I shrugged and shook my head at her, not understanding why she was so angry.
“Haven’t we kept every one of your secrets? Has anything you’ve ever told us, or a single photo ever made the papers? We could be seriously rich right now. But we haven’t because we’re your friends. Maybe humans—like you say— can’t keep secrets, but friends can!” She tapped her foot impatiently on the floor. My mouth gaped open, not knowing what to say.
I didn’t expect this from them. I was prepared for them to run to Sam’s dad and blow my story wide open.

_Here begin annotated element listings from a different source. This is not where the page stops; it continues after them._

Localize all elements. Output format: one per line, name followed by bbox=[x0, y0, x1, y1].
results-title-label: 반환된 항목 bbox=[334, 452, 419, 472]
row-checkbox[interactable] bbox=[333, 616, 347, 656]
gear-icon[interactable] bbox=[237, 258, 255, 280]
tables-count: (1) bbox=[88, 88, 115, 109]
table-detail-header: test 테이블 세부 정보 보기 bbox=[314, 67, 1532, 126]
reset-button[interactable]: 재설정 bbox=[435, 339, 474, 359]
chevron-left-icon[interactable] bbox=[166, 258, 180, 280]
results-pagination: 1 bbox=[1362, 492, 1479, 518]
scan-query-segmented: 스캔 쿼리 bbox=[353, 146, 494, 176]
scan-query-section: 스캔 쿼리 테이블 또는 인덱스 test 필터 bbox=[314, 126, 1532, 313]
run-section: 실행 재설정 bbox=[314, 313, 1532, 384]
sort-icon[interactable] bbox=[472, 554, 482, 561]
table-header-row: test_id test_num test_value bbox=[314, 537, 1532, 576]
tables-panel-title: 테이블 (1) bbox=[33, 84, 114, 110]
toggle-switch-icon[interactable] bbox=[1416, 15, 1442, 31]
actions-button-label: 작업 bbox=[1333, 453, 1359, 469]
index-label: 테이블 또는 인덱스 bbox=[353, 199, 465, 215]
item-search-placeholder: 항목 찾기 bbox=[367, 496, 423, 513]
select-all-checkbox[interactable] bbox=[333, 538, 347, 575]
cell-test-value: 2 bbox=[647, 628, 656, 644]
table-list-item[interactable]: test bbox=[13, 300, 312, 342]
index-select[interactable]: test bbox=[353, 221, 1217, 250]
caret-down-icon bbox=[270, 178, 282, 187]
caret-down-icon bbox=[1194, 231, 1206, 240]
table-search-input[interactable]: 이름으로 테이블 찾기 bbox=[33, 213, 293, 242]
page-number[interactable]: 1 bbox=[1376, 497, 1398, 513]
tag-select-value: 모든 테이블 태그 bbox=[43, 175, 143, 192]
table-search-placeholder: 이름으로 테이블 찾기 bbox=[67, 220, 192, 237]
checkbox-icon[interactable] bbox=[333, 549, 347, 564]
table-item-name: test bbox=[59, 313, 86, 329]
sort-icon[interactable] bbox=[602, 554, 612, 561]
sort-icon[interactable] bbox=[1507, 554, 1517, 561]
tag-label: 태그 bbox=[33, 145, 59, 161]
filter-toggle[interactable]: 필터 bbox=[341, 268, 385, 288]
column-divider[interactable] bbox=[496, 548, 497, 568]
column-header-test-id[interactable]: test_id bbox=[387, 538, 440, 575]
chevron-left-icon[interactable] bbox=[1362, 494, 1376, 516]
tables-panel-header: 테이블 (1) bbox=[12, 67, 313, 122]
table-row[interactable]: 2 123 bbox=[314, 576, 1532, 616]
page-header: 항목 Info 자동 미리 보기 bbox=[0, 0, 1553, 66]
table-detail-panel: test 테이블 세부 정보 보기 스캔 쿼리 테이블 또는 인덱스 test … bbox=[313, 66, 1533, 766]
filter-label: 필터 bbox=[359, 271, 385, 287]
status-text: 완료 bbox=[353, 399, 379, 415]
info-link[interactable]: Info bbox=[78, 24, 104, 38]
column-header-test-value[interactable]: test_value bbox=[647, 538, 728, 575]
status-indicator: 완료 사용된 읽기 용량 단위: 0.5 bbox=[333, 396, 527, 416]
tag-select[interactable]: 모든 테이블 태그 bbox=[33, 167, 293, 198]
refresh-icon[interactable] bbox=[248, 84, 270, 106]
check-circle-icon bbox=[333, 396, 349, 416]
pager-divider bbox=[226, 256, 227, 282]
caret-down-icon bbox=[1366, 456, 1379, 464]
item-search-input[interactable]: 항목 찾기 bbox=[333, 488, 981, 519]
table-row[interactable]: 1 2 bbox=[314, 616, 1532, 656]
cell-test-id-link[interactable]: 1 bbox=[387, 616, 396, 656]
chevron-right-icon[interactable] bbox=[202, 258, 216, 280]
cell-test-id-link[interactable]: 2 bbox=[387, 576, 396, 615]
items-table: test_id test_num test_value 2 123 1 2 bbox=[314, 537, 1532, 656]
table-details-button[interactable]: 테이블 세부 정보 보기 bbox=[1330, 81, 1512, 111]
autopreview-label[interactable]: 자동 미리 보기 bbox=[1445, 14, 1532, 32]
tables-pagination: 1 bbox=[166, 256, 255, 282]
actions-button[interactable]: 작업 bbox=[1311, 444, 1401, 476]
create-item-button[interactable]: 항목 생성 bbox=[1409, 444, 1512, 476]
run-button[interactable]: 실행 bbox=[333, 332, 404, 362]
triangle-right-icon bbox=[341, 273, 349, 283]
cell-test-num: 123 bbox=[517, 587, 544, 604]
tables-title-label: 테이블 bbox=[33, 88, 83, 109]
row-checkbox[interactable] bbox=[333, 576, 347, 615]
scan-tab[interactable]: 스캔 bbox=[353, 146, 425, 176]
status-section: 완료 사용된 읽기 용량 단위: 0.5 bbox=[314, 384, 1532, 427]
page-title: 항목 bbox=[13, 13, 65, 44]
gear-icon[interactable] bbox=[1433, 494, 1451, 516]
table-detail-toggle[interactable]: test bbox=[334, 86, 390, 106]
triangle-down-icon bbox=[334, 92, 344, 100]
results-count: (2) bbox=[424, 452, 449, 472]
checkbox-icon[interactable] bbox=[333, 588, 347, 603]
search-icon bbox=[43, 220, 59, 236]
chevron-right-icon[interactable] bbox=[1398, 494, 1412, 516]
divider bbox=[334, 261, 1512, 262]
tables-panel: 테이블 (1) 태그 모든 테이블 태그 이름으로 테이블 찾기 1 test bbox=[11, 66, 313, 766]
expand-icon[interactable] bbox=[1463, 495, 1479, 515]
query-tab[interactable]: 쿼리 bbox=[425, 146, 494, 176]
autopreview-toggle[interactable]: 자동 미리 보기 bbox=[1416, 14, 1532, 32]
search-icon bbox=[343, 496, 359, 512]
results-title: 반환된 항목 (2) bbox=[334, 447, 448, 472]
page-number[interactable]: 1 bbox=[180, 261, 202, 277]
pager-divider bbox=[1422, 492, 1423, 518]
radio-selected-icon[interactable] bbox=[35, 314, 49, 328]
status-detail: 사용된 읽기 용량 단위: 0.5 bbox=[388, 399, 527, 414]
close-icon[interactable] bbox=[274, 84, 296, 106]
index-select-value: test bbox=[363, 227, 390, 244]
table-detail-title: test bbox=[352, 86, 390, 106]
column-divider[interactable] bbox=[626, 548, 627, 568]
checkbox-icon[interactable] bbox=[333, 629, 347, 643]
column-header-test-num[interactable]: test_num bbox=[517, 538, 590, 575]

“Yeah!” Sam added. “Not to mention people would think we had gone insane in the membrane if we started claiming you were some magical creature.”
My gaze flickered from Mattie’s indignant glare to Sam’s wrinkled expression of utter consternation as she obviously thought about how she would try to explain this story to anyone.
“Why wouldn’t you tell everyone?” I asked.
“Why would we?” Mattie immediately answered.
“If you were dangerous you would’ve already burned us alive or something. Besides it’s kinda cool to have a friend like you.”
Sam blushed and bit her lip, pushing her unruly hair behind an ear.
“Me? Cool?” My nose and lip turned into one big wrinkle as the two words sunk into my head. I was a lot of things. Cool was certainly not one of them.
“Different,” Mattie nodded her head and furrowed her brow as she thought.
“You two would actually want to be friends with me, knowing what I am?”
“Why not? You’re still Faye. You’ve just got like the coolest party tricks ever,” Mattie reached out and tugged playfully at my hair.
“Yeah, and if anybody messes with us you can set their hair on fire or something!” Sam’s eyes danced excitedly as she thought about all the ways a friend like me could come in handy. “Too bad I don’t smoke. You’d be really convenient if I didn’t have a lighter!” Sam giggled.
I slumped back in my chair, hands over my face as I thought about what they were saying. For years, I had kept my secrets to myself for fear of people turning on me. I had always assumed that no one would ever believe me when I told them what I was. Or if they did, they would run screaming from me. But I had just revealed my secrets to Sam and Mattie, and instead of running from me, they wanted me to stay.
“Staying was never part of my plan, guys. I don’t see how I can. It’s too dangerous.” Chassan’s angry face flared in my memory and I sighed at the impossibility of staying, no matter how tempting it was.
“So, you disappear to Ireland for a while. Go find Dayne—even though he’s got some serious ass kissing to do if he wants my blessing to date my best friend.” Mattie’ eyes flared angrily and she poked a finger in my chest. “When you come back everyone will think you look so amazing because you are blissfully happy and in love.”
“Or that you had work done,” Sam piped up.
The thought of coming back to this old life with Dayne by my side suddenly made it all seem doable. If I had a Sidhe warrior at my side, Chassan wouldn’t have such an easy time killing me. And if Dayne could finish the lessons Chassan started, I was pretty sure we’d be too much for Chassan to handle on his own.